Recensé : Samuel Lézé, L’Autorité des psychanalystes, Paris, PUF, 2010. 248 p., 23 €.

Comment parler de l’efficacité de la parole dans la cure ? On le sait, la réponse de Lévi-Strauss renvoie à l’efficacité symbolique [1]. Une certaine perspective anthropologique, inspirant notamment les travaux historiques d’Henri Ellenberger [2], rapproche la psychothérapie du chamanisme, ce qui pose évidemment la question de la croyance du profane envers l’action magique du thérapeute. L’expérience se donne en effet sur le mode de la conversion et de l’initiation, voire de l’exercice spirituel. Le questionnement actuel de la psychanalyse – sur un mode polémique anti-freudien – pointe notamment cette dimension.

Une cure nommée désir

Samuel Lézé, anthropologue de la santé mentale, propose dans cet ouvrage stimulant une autre lecture des fondements de l’autorité des psychanalystes, en repartant des interrogations jadis posées par Robert Castel [3]. « Montrer la rationalité sociale de la psychanalyse, quoi qu’on puisse penser par ailleurs de sa scientificité et de son efficacité », telle est la ligne directrice courageuse, et tenue fermement, de Lézé.
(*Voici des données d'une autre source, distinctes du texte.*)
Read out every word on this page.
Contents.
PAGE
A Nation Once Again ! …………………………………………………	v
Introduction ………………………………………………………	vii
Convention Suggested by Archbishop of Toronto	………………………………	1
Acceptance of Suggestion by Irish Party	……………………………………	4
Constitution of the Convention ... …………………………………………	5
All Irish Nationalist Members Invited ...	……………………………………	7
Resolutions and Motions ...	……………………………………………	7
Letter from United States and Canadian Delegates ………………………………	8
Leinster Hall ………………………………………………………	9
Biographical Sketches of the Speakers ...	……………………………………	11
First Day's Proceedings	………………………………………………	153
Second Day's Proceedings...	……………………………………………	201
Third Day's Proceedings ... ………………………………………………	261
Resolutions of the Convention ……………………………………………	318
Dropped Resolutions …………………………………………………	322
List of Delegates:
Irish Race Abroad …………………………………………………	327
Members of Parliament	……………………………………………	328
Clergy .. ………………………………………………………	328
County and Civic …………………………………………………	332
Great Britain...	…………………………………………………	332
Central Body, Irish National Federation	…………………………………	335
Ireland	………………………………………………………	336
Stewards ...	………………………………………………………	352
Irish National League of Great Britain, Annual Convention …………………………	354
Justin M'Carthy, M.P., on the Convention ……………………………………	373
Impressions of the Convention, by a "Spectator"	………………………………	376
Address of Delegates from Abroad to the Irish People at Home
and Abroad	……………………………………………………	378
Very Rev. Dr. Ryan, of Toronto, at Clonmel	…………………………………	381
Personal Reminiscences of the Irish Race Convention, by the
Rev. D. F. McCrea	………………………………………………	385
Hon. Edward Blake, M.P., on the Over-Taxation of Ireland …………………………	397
Il ne s’agira donc pas de parler de croyance, mais de régime d’autorité des psychanalystes français en resituant la pratique dans son écologie et dans le contexte de remise en question de cette autorité dans la dernière décennie. Si le travail de Jeanne Favret-Saada sur la sorcellerie du bocage vient en note et à l’esprit, la démarche de l’auteur est cependant différente, car beaucoup moins empathique. Au début de son enquête en 1999, l’anthropologue se heurte à une interrogation systématique de ses interlocuteurs analystes : « Quel est votre désir ? » Lézé part en effet de loin – pour lui, la psychanalyse est une idéologie, une pseudo-science ou un objet populaire sujet de plaisanterie – et cette distance est préservée coûte que coûte, ce dont témoignent les réflexions reprises de son journal de terrain : « Je souhaite montrer que l’anthropologie peut entretenir avec la psychanalyse un rapport d’objectivation. »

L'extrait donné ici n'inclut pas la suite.